U.S. millionaire says at least $7.5 million required to be “rich”
A good number of U.S. millionaires grumble that worth of a million dollars is not the same today as it used to be, a few years back, states Fidelity Investments in its recent survey.
In a recent survey, at least four out of ten American millionaires divulged that they don’t feel they are well-off.
In fact, many even stated that they,, without any doubt, would require at least $ 7.5 million so as to consider themselves to be really wealthy.
This, out of the ordinary, survey was conducted by Fidelity Investments.
During the survey, over 1,000 millionaires were questioned, out of which nearly 42 percent replied that with the amount of riches they possess, they can’t call themselves wealthy.
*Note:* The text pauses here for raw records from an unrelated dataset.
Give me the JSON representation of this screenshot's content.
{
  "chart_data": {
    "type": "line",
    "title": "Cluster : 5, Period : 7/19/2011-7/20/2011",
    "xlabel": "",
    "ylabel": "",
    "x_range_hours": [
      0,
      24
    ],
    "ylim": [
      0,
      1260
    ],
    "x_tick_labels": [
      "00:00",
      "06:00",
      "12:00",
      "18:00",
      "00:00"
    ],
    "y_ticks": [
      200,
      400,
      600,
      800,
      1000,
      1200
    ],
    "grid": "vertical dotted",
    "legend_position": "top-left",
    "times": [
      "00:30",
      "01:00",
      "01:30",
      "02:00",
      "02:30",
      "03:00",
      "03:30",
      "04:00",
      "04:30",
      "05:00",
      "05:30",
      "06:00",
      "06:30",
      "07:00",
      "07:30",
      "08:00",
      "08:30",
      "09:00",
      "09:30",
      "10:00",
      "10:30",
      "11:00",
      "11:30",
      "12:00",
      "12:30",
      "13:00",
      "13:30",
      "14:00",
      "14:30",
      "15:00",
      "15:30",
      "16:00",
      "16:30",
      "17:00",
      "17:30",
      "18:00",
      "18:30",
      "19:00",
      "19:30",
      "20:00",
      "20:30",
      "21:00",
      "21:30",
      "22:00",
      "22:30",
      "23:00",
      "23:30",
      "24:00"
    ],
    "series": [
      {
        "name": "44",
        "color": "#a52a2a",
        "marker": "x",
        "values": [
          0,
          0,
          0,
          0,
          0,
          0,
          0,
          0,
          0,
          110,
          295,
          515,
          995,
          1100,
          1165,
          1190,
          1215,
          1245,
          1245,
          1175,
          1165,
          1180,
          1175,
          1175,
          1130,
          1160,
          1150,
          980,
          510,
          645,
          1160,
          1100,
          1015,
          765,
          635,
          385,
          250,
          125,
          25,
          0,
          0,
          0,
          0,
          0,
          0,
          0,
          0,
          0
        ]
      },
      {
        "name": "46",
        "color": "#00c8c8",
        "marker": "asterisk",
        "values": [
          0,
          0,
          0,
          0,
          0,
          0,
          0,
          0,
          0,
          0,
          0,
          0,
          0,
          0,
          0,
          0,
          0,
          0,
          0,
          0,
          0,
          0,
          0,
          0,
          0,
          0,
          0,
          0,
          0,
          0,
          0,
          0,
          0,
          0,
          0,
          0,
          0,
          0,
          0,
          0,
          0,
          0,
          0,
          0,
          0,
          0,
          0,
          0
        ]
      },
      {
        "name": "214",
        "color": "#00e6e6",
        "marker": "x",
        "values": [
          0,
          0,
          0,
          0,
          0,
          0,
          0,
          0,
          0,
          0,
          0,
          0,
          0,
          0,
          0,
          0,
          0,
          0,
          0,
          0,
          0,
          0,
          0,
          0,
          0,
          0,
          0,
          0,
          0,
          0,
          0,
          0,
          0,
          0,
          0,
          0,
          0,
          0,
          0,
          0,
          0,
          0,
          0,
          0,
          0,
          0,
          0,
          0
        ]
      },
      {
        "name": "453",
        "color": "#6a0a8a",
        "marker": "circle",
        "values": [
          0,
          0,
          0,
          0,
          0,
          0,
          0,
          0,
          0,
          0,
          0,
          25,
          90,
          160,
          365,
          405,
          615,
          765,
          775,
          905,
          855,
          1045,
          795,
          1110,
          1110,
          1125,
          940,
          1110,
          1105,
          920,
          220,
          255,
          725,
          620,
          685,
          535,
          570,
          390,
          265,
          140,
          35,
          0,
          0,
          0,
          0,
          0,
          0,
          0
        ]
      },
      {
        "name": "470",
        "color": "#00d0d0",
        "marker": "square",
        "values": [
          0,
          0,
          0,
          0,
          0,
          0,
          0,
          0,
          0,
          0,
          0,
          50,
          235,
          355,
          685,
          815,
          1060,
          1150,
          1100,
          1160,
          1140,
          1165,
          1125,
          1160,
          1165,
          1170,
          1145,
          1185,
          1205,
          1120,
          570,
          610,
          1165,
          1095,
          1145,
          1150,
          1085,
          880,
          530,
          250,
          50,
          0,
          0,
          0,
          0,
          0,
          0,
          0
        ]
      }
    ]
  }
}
Fidelity Investments’ survey 2011
All the survey volunteers had a minimum of $ 1 million in investible assets. As per the survey norms, retirement accounts and realty don’t fall under investible assets.
In fact "Every person in the survey is wealthy… But they are still worried about outliving their assets." said Sanjiv Mirchandani, president of National Financial, a unit of Fidelity.
On average, all the participants were of 56 years of age with a wealth of investable assets worth $3.5 million.
In general people compare themselves with their peer group. They also contemplate on forthcoming long years they would have to spend in retirement and the time they would need more assets to rely on, to maintain their current standard of living, Michael Durbin, president of Fidelity Institutional Wealth Services said in this context.
Survey found out people today more optimistic than in 2009
However, millionaires today are somewhat more hopeful than they used to be in 2009. As the study in 2009 showed 46 percent of the participants did not feel they were well-off.
The current survey shows the participants to be more hopeful about the U.S. economic recovery. Most of them maintained that though current economy would remain fragile, its will start showing improvements by the year end.
Fidelity also found out that the 5 percent of the wealthiest Americans are responsible for more than 55 percent of the country's riches.